All 370 simulations were executed automatically in under 1 hour of wall-clock time. The automated workflow reduced what would otherwise be a large manual modeling effort to only a few hours of supervisory review and result interpretation. The estimated net saving exceeded 320 engineering hours, while enabling comprehensive tubing-sensitivity evaluation across the full well population.

Results and Operational Impact

Across both case studies, the operational benefits of the agentic AI framework were realized primarily through engineering time compression and workflow scalability:

  • Labor impact—Large modeling exercises that previously required weeks or months were completed in hours. Combined savings across the two projects exceeded 1,000 engineering hours.
  • Scalable execution—The same workflow supported tens to hundreds of wells without modification.
  • Repeatability and auditability—Structured outputs and log files ensured complete traceability of results.

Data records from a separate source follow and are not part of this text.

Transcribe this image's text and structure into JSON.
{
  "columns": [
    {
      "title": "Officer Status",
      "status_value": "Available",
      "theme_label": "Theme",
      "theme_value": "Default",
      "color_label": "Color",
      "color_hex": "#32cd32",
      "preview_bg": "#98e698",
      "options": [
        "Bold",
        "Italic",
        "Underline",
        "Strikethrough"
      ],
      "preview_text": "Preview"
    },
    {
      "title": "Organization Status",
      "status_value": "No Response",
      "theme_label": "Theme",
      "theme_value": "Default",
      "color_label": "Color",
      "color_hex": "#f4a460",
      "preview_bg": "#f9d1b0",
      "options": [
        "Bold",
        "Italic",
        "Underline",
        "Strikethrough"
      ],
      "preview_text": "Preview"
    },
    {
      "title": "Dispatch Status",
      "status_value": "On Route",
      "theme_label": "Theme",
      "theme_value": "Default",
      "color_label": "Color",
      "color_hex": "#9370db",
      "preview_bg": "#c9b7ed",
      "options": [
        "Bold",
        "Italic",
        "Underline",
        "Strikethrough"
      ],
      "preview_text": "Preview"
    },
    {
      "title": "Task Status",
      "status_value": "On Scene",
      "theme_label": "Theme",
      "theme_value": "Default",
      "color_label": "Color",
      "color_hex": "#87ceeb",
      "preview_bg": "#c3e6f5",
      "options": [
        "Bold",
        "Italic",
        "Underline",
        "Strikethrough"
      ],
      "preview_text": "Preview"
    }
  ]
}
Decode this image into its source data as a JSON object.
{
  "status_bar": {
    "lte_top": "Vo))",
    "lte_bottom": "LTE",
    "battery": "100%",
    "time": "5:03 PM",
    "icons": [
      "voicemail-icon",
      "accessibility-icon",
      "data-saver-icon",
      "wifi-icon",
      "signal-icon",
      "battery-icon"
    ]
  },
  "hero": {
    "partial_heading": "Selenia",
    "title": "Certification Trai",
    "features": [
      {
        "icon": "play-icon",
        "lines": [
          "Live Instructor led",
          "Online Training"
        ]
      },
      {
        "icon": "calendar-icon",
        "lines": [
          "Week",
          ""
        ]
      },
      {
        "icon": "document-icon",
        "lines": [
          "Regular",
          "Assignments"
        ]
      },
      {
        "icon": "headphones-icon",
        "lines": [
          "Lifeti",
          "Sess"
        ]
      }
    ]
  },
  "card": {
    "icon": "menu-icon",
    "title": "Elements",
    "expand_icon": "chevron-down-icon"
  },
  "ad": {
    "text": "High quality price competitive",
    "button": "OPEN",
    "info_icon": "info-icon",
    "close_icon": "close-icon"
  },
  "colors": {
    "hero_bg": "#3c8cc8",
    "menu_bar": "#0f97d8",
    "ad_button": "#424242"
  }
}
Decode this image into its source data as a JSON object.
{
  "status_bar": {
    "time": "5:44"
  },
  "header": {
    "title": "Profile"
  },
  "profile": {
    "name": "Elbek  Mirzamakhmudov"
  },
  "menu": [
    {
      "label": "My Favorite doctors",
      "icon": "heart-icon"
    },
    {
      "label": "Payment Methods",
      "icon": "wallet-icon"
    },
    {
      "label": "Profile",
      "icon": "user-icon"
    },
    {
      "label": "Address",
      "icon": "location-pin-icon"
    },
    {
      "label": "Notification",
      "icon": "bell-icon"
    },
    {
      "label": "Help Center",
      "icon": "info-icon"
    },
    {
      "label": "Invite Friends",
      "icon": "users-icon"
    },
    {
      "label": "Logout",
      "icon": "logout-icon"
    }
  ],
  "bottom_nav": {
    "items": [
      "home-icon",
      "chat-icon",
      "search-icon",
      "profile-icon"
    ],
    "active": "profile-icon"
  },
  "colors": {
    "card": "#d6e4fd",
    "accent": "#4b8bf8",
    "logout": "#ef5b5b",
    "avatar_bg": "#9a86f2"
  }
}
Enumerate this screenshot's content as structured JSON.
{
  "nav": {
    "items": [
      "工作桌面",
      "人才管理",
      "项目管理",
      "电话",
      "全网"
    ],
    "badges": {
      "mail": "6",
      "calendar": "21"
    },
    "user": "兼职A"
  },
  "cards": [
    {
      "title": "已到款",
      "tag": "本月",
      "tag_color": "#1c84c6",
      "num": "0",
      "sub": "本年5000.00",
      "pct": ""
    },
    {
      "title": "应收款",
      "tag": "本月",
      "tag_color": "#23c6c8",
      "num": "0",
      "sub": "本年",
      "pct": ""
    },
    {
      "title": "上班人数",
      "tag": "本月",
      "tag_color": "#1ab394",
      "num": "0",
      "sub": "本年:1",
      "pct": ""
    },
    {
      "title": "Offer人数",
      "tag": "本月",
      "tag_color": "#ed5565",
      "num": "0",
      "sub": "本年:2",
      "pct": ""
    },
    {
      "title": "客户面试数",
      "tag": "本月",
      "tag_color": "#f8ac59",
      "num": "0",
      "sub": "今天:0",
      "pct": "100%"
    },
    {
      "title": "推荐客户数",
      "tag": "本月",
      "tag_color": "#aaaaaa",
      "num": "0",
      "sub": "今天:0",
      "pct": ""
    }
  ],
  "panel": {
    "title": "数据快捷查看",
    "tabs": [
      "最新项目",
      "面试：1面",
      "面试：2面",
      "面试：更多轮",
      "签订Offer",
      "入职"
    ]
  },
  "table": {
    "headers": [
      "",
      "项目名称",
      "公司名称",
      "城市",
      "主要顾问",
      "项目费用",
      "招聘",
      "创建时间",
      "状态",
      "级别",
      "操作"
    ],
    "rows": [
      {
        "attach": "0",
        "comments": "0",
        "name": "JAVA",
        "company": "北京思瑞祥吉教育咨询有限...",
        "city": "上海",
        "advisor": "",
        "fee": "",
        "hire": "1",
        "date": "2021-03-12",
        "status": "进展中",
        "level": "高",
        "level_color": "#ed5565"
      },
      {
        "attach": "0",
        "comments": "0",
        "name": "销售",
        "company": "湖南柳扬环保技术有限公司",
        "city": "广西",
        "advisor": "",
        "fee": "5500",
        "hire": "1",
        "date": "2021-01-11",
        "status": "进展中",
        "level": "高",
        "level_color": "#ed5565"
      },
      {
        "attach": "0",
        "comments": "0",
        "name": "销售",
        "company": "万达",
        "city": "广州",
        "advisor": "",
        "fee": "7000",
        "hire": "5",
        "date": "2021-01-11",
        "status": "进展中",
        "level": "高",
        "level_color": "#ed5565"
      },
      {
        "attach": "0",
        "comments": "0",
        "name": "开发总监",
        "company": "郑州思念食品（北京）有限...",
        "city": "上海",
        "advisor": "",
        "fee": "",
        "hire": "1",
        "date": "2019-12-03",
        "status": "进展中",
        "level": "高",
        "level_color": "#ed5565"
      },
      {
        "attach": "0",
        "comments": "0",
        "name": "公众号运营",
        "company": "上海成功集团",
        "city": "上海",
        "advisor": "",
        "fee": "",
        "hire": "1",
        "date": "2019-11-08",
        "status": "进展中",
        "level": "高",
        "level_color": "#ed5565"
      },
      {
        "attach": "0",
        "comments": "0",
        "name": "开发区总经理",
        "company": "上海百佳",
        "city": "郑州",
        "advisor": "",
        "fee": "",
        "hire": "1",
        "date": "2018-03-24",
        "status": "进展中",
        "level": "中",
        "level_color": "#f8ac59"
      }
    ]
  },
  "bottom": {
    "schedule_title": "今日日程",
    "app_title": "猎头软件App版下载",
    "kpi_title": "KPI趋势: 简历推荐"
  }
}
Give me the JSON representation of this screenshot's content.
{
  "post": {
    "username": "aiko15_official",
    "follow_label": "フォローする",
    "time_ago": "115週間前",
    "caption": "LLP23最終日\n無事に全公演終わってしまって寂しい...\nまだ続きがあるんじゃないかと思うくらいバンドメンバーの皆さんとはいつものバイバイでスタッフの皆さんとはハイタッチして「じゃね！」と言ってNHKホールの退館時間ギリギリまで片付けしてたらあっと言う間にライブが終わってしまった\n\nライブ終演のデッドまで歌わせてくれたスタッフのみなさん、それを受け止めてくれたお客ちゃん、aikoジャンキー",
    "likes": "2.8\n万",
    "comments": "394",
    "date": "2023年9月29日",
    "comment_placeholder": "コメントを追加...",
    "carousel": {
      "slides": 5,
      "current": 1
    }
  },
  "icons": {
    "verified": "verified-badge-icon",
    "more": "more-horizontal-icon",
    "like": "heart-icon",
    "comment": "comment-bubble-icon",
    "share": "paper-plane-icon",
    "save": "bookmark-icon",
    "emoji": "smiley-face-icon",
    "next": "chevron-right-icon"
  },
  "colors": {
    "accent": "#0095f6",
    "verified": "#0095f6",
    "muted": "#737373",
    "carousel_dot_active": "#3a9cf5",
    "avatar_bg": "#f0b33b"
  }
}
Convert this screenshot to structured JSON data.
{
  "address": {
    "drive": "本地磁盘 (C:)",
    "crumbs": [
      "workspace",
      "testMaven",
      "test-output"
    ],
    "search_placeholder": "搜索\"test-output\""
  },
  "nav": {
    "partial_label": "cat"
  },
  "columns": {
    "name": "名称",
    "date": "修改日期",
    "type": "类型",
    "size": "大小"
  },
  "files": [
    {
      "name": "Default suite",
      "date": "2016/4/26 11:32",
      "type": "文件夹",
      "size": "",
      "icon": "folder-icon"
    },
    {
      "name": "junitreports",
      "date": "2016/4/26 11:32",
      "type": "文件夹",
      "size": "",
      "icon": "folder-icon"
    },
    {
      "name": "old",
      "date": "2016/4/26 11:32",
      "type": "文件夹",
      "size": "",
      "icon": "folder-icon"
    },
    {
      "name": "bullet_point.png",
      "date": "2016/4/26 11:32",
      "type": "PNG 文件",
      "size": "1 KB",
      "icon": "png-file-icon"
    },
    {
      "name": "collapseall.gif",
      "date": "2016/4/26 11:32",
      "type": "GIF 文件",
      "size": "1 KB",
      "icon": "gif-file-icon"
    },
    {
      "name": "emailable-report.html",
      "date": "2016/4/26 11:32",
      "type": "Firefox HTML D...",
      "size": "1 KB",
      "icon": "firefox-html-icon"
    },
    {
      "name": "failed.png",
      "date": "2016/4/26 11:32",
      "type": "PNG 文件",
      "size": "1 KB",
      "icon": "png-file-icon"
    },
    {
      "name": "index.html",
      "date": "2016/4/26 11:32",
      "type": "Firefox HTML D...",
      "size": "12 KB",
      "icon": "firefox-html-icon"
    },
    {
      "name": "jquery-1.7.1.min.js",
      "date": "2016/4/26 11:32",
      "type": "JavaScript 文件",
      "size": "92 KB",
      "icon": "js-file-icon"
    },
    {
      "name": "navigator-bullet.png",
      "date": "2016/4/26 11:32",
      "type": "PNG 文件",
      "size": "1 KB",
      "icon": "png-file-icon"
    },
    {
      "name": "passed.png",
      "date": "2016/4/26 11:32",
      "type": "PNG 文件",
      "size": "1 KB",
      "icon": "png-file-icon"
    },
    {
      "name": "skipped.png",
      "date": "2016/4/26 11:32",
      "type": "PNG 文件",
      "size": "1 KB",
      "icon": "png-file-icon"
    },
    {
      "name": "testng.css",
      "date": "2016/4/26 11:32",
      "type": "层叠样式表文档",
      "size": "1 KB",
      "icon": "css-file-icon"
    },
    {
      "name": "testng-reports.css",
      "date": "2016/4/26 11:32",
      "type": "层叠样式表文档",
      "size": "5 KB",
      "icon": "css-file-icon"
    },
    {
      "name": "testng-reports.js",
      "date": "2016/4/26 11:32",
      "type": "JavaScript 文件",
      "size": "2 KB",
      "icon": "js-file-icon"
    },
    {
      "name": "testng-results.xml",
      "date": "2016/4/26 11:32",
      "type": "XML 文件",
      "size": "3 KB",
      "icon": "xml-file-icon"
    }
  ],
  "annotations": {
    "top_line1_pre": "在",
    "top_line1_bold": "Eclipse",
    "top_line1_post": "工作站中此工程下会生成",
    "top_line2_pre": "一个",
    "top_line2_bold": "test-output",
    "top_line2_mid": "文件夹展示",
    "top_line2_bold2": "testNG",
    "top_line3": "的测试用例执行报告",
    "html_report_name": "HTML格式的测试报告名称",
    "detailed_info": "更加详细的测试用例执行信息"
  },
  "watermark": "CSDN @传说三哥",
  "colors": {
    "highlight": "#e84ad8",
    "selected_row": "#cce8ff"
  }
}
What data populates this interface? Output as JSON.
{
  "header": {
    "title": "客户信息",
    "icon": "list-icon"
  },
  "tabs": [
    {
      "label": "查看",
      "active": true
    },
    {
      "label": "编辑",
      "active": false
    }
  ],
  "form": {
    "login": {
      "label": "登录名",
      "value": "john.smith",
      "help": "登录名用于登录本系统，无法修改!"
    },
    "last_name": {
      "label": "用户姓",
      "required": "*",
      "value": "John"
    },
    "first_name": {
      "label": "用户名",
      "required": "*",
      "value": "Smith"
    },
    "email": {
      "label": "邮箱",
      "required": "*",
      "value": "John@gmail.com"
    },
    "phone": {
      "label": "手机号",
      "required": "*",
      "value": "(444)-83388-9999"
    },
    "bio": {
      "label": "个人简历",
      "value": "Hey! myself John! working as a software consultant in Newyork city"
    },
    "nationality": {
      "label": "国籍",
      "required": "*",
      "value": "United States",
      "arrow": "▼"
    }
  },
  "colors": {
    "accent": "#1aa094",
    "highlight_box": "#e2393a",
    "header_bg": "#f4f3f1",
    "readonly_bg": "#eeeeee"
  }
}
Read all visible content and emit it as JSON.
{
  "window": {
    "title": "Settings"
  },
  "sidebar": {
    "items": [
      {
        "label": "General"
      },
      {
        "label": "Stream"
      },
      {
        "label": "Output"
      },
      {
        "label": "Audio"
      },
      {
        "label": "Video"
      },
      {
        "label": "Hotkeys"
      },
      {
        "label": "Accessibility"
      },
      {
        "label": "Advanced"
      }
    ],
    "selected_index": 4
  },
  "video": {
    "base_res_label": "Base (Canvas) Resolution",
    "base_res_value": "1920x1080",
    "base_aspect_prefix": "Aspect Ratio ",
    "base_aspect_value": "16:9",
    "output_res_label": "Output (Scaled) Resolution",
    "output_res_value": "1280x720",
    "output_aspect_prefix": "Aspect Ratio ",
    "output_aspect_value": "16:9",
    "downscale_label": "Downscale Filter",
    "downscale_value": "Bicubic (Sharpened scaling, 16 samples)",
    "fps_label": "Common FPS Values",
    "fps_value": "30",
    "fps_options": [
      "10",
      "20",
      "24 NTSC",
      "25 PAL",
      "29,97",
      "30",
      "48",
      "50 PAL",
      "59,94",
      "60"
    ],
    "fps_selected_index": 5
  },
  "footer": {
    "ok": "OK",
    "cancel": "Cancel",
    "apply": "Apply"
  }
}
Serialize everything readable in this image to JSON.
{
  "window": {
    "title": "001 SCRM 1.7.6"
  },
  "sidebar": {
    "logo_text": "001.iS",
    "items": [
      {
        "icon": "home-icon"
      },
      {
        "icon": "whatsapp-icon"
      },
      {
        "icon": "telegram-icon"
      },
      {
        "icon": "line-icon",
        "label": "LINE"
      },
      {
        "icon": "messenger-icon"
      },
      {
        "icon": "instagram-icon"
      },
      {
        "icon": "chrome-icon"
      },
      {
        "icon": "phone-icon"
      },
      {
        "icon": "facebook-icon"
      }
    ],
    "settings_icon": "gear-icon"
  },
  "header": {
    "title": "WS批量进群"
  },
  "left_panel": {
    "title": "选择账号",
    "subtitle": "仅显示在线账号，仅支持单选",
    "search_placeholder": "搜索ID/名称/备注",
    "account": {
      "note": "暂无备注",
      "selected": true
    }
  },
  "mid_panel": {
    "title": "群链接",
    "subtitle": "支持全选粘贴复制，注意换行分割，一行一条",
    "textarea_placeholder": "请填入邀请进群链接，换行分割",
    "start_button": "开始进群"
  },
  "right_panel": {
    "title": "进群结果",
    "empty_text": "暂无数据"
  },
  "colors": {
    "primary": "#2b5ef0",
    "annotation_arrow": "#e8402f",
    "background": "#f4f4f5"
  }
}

From an organizational standpoint, the framework changed how engineers interact with simulation. Instead of treating modeling as a bottleneck activity, it became a fast-turnaround analytical tool that could be applied repeatedly as field conditions evolve.

Implementation Lessons

Several practical lessons emerged during deployment:

  1. Automation succeeds only with disciplined data management. Early efforts focused heavily on standardizing units, naming conventions, and FGS metadata.
  2. Engineers must remain in the supervisory loop. The agent flags incomplete data, but final validation remains the responsibility of the production engineer.
  3. Transparency is essential for adoption. Engineers were more willing to trust the system once they could trace every step back to underlying Pipesim operations.
  4. The greatest benefits arise from high-volume, repetitive workflows such as bulk calibration and sensitivity analysis.

Conclusions

This study demonstrates that large-scale well modeling can be converted from a labor-intensive bottleneck into a rapid, scalable, and engineer-supervised workflow using an agentic AI framework. By integrating a domain-specific Python library with an AI-driven command-line agent operating on Pipesim, routine model construction, FGS-based calibration, and standard analyses are automated without loss of physics fidelity.

Across two offshore case studies involving more than 600 wells and 370 tubing-sensitivity scenarios, modeling turnaround time was reduced from months to hours, with cumulative savings exceeding 1,000 engineering hours. The framework enables engineers to focus on interpretation and decision-making rather than repetitive model building, providing a practical pathway to scale well-modeling workflows in large producing assets.

Aman Sharma, SPE, is an AI and cloud computing specialist with over 7 years of experience in machine learning, large language models, reinforcement learning, and cloud-native systems. He is currently an executive engineer in the research and development division of ONGC, Mumbai, India. His work focuses on developing production-grade AI solutions for industrial applications, including agentic AI solutions, retrieval-augmented generation knowledge systems, vision-language models, and optimization frameworks for oil and gas operations. His research interests include industrial AI, optimization algorithms, machine learning operations, and data-driven energy systems. He is a Google Cloud Platform and Amazon Web Services certified solutions architect and machine learning specialist, and a recipient of seven gold medals for engineering excellence from the National Institute of Technology, Prayagraj, India.